Pathophysiology of and New Treatment for Ulcerative Colitis

Abstract

Ulcerative colitis (UC) is a chronic inflammatory disease affecting the mucosa of the colon and rectum. The inflammation seen with UC is an acute-on-chronic type with marked infiltration of lymphocytes, plasma cells, neutrophils, and macrophages induced by interleukin-8 (IL-8) and other cytokines. There was a significant correlation between IL-8 and myeloperoxidase levels in the colonic mucosa of UC tissue. Activated platelets were involved in increased production of reactive oxygen metabolites released from neutrophils, soluble phospholipase II, and platelet microparticles. Cytokine balance, which consists of proinflammatory and immunosuppressive cytokines, is important for provoking the mucosal inflammation.

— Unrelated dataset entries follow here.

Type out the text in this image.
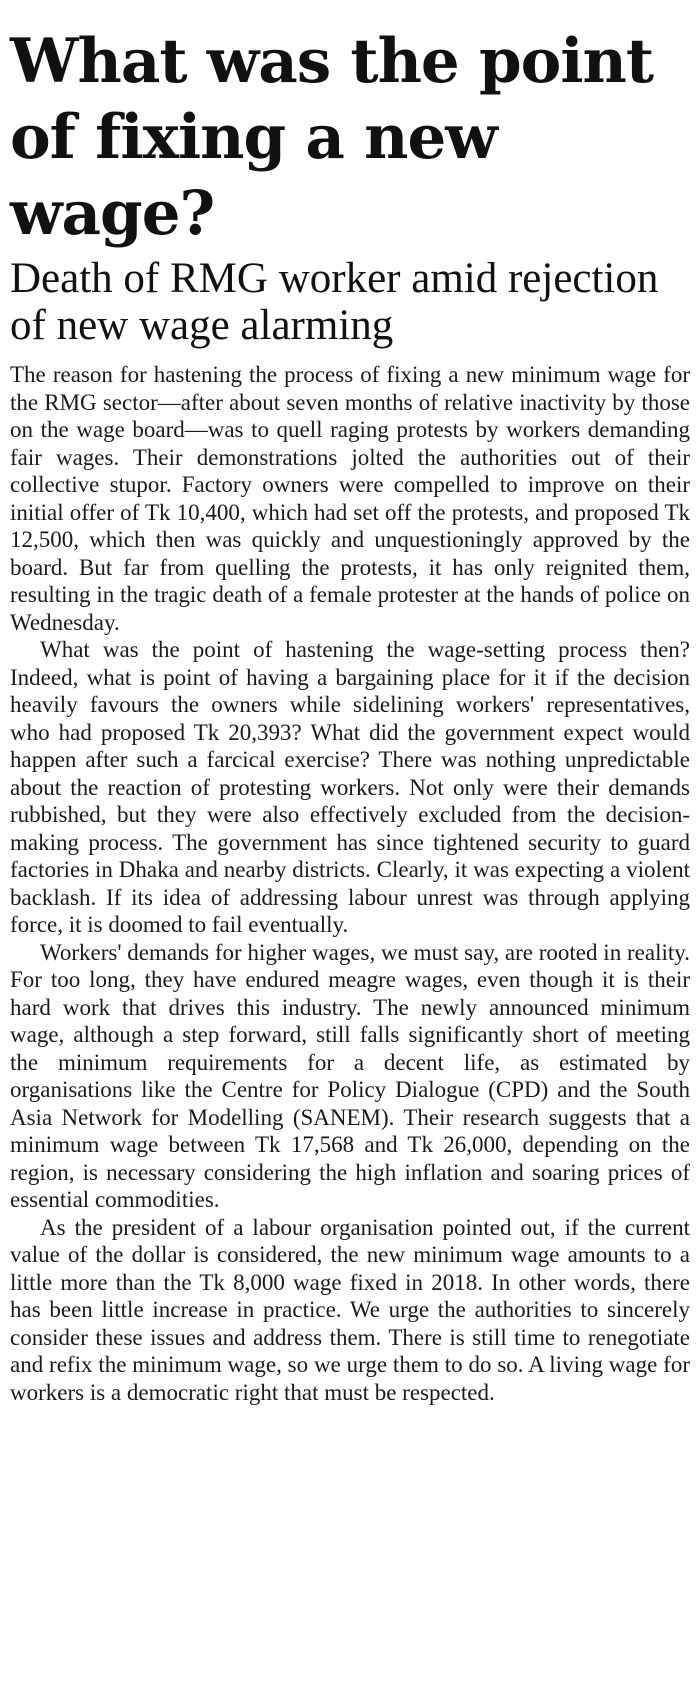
What was the point of fixing a new wage?
Death of RMG worker amid rejection of new wage alarming

The reason for hastening the process of fixing a new minimum wage for the RMG sector—after about seven months of relative inactivity by those on the wage board—was to quell raging protests by workers demanding fair wages. Their demonstrations jolted the authorities out of their collective stupor. Factory owners were compelled to improve on their initial offer of Tk 10,400, which had set off the protests, and proposed Tk 12,500, which then was quickly and unquestioningly approved by the board. But far from quelling the protests, it has only reignited them, resulting in the tragic death of a female protester at the hands of police on Wednesday.

What was the point of hastening the wage-setting process then? Indeed, what is point of having a bargaining place for it if the decision heavily favours the owners while sidelining workers' representatives, who had proposed Tk 20,393? What did the government expect would happen after such a farcical exercise? There was nothing unpredictable about the reaction of protesting workers. Not only were their demands rubbished, but they were also effectively excluded from the decision-making process. The government has since tightened security to guard factories in Dhaka and nearby districts. Clearly, it was expecting a violent backlash. If its idea of addressing labour unrest was through applying force, it is doomed to fail eventually.

Workers' demands for higher wages, we must say, are rooted in reality. For too long, they have endured meagre wages, even though it is their hard work that drives this industry. The newly announced minimum wage, although a step forward, still falls significantly short of meeting the minimum requirements for a decent life, as estimated by organisations like the Centre for Policy Dialogue (CPD) and the South Asia Network for Modelling (SANEM). Their research suggests that a minimum wage between Tk 17,568 and Tk 26,000, depending on the region, is necessary considering the high inflation and soaring prices of essential commodities.

As the president of a labour organisation pointed out, if the current value of the dollar is considered, the new minimum wage amounts to a little more than the Tk 8,000 wage fixed in 2018. In other words, there has been little increase in practice. We urge the authorities to sincerely consider these issues and address them. There is still time to renegotiate and refix the minimum wage, so we urge them to do so. A living wage for workers is a democratic right that must be respected.
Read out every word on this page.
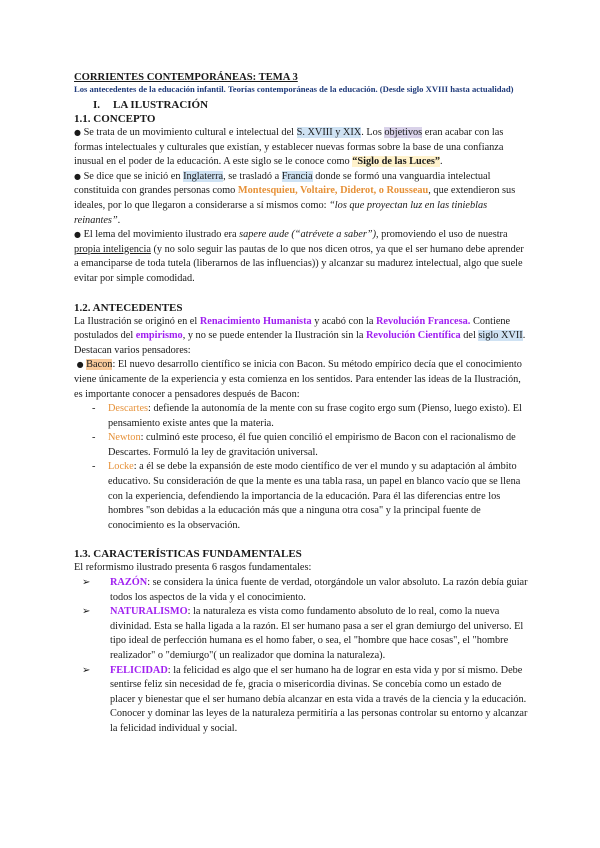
CORRIENTES CONTEMPORÁNEAS: TEMA 3

Los antecedentes de la educación infantil. Teorías contemporáneas de la educación. (Desde siglo XVIII hasta actualidad)

I. LA ILUSTRACIÓN

1.1. CONCEPTO

● Se trata de un movimiento cultural e intelectual del S. XVIII y XIX. Los objetivos eran acabar con las formas intelectuales y culturales que existían, y establecer nuevas formas sobre la base de una confianza inusual en el poder de la educación. A este siglo se le conoce como “Siglo de las Luces”.

● Se dice que se inició en Inglaterra, se trasladó a Francia donde se formó una vanguardia intelectual constituida con grandes personas como Montesquieu, Voltaire, Diderot, o Rousseau, que extendieron sus ideales, por lo que llegaron a considerarse a sí mismos como: “los que proyectan luz en las tinieblas reinantes”.

● El lema del movimiento ilustrado era sapere aude (“atrévete a saber”), promoviendo el uso de nuestra propia inteligencia (y no solo seguir las pautas de lo que nos dicen otros, ya que el ser humano debe aprender a emanciparse de toda tutela (liberarnos de las influencias)) y alcanzar su madurez intelectual, algo que suele evitar por simple comodidad.

1.2. ANTECEDENTES

La Ilustración se originó en el Renacimiento Humanista y acabó con la Revolución Francesa. Contiene postulados del empirismo, y no se puede entender la Ilustración sin la Revolución Científica del siglo XVII. Destacan varios pensadores:

● Bacon: El nuevo desarrollo científico se inicia con Bacon. Su método empírico decía que el conocimiento viene únicamente de la experiencia y esta comienza en los sentidos. Para entender las ideas de la Ilustración, es importante conocer a pensadores después de Bacon:

- Descartes: defiende la autonomía de la mente con su frase cogito ergo sum (Pienso, luego existo). El pensamiento existe antes que la materia.

- Newton: culminó este proceso, él fue quien concilió el empirismo de Bacon con el racionalismo de Descartes. Formuló la ley de gravitación universal.

- Locke: a él se debe la expansión de este modo científico de ver el mundo y su adaptación al ámbito educativo. Su consideración de que la mente es una tabla rasa, un papel en blanco vacío que se llena con la experiencia, defendiendo la importancia de la educación. Para él las diferencias entre los hombres "son debidas a la educación más que a ninguna otra cosa" y la principal fuente de conocimiento es la observación.

1.3. CARACTERÍSTICAS FUNDAMENTALES

El reformismo ilustrado presenta 6 rasgos fundamentales:

➢ RAZÓN: se considera la única fuente de verdad, otorgándole un valor absoluto. La razón debía guiar todos los aspectos de la vida y el conocimiento.

➢ NATURALISMO: la naturaleza es vista como fundamento absoluto de lo real, como la nueva divinidad. Esta se halla ligada a la razón. El ser humano pasa a ser el gran demiurgo del universo. El tipo ideal de perfección humana es el homo faber, o sea, el "hombre que hace cosas", el "hombre realizador" o "demiurgo"( un realizador que domina la naturaleza).

➢ FELICIDAD: la felicidad es algo que el ser humano ha de lograr en esta vida y por sí mismo. Debe sentirse feliz sin necesidad de fe, gracia o misericordia divinas. Se concebía como un estado de placer y bienestar que el ser humano debía alcanzar en esta vida a través de la ciencia y la educación. Conocer y dominar las leyes de la naturaleza permitiría a las personas controlar su entorno y alcanzar la felicidad individual y social.
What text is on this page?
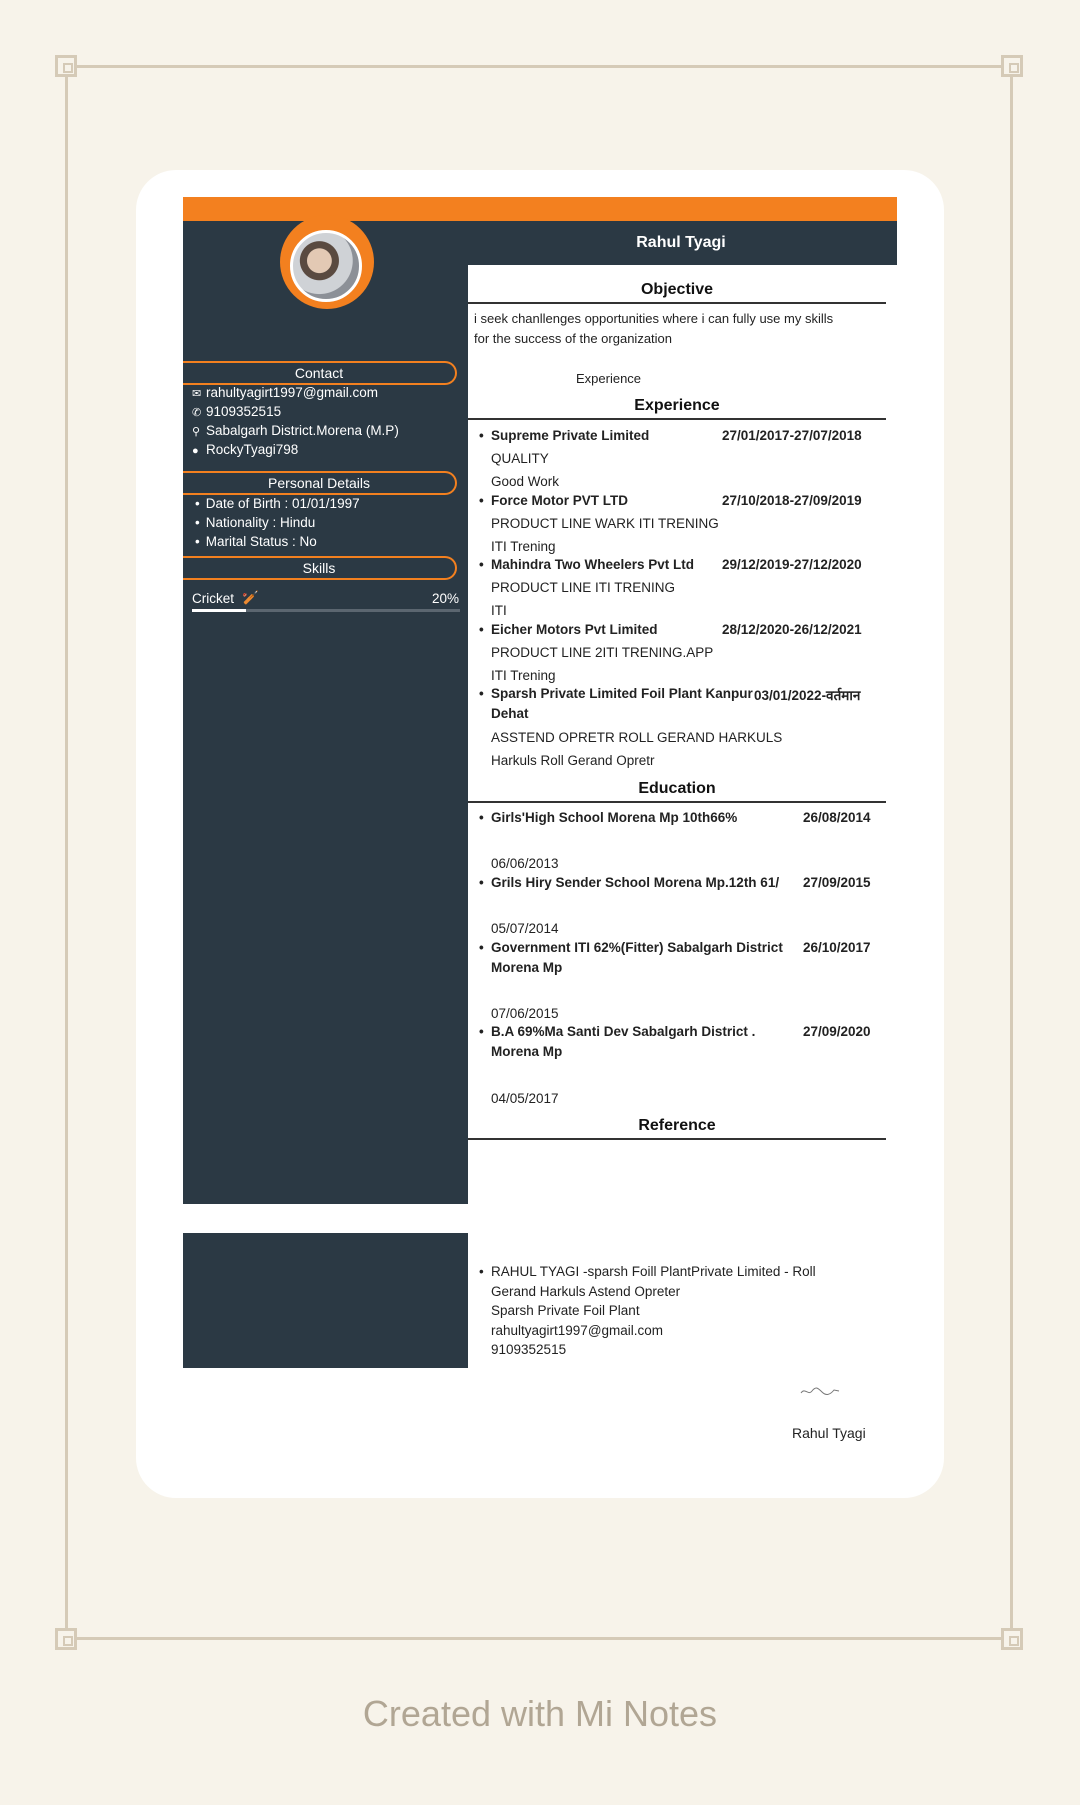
Rahul Tyagi
Contact
✉ rahultyagirt1997@gmail.com
✆ 9109352515
⚲ Sabalgarh District.Morena (M.P)
● RockyTyagi798
Personal Details
• Date of Birth : 01/01/1997
• Nationality : Hindu
• Marital Status : No
Skills
Cricket 🏏	20%
Objective
i seek chanllenges opportunities where i can fully use my skills
for the success of the organization
Experience
Experience
• Supreme Private Limited	27/01/2017-27/07/2018
QUALITY
Good Work
• Force Motor PVT LTD	27/10/2018-27/09/2019
PRODUCT LINE WARK ITI TRENING
ITI Trening
• Mahindra Two Wheelers Pvt Ltd 29/12/2019-27/12/2020
PRODUCT LINE ITI TRENING
ITI
• Eicher Motors Pvt Limited	28/12/2020-26/12/2021
PRODUCT LINE 2ITI TRENING.APP
ITI Trening
• Sparsh Private Limited Foil Plant Kanpur 03/01/2022-वर्तमान
Dehat
ASSTEND OPRETR ROLL GERAND HARKULS
Harkuls Roll Gerand Opretr
Education
• Girls'High School Morena Mp 10th66%	26/08/2014
06/06/2013
• Grils Hiry Sender School Morena Mp.12th 61/ 27/09/2015
05/07/2014
• Government ITI 62%(Fitter) Sabalgarh District 26/10/2017
Morena Mp
07/06/2015
• B.A 69%Ma Santi Dev Sabalgarh District .	27/09/2020
Morena Mp
04/05/2017
Reference
• RAHUL TYAGI -sparsh Foill PlantPrivate Limited - Roll
Gerand Harkuls Astend Opreter
Sparsh Private Foil Plant
rahultyagirt1997@gmail.com
9109352515
Rahul Tyagi
Created with Mi Notes
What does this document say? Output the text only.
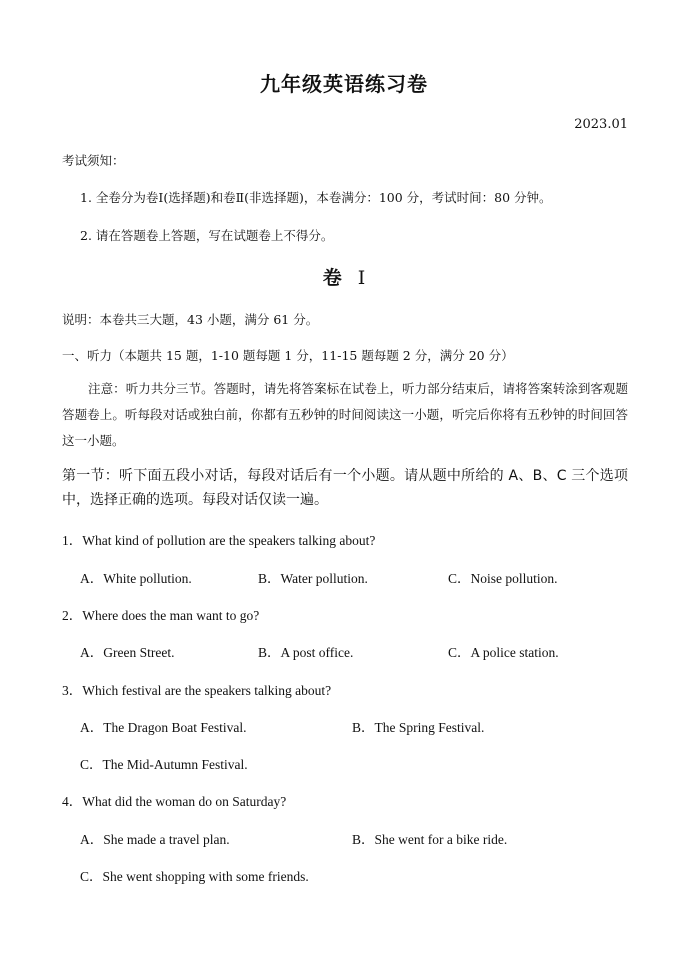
九年级英语练习卷
2023.01
考试须知：
1. 全卷分为卷Ⅰ(选择题)和卷Ⅱ(非选择题)，本卷满分：100 分，考试时间：80 分钟。
2. 请在答题卷上答题，写在试题卷上不得分。
卷 Ⅰ
说明：本卷共三大题，43 小题，满分 61 分。
一、听力（本题共 15 题，1-10 题每题 1 分，11-15 题每题 2 分，满分 20 分）
注意：听力共分三节。答题时，请先将答案标在试卷上，听力部分结束后，请将答案转涂到客观题答题卷上。听每段对话或独白前，你都有五秒钟的时间阅读这一小题，听完后你将有五秒钟的时间回答这一小题。
第一节：听下面五段小对话，每段对话后有一个小题。请从题中所给的 A、B、C 三个选项中，选择正确的选项。每段对话仅读一遍。
1．What kind of pollution are the speakers talking about?
A．White pollution.	B．Water pollution.	C．Noise pollution.
2．Where does the man want to go?
A．Green Street.	B．A post office.	C．A police station.
3．Which festival are the speakers talking about?
A．The Dragon Boat Festival.	B．The Spring Festival.
C．The Mid-Autumn Festival.
4．What did the woman do on Saturday?
A．She made a travel plan.	B．She went for a bike ride.
C．She went shopping with some friends.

In UC, production of proinflammatory cytokines such as IL-1β, IL-6, IL-8, and tumor necrosis fector-α in the colonic mucosa was more increased than that of immunosuppressive cytokines such as IL-10, transforming growth factor-β, and interleukin-1 receptor antagonist. The number of CD45RO+CD4+ and CD45RO+CD8+ T cells expressing Fas ligands in UC mucosa was significantly increased compared to that in the controls. We succeeded in establishing an experimental ulcerative colitis model in mice (MAIDS colitis). A double color-staining immunofluorescence study showed that Mac-1 cells were positive for interferon-γ (IFNγ) or IL-10 (or both), and CD4 T cells were positive for IL-10. The susceptible genes for inflammatory bowel disease are being assessed. The carriage ratio of allele K in codon 469 of ICAM-1 and allele A6 of MICA was higher in UC than the controls. There are three kinds of leukocytapheresis for treatment of UC: the leukocyte removal filter method, centrifugal leukocyte apheresis, and granulocyte apheresis (G-column). These treatments were effective for 60%–70% of patients with steroid-resistant and steroid-dependent UC.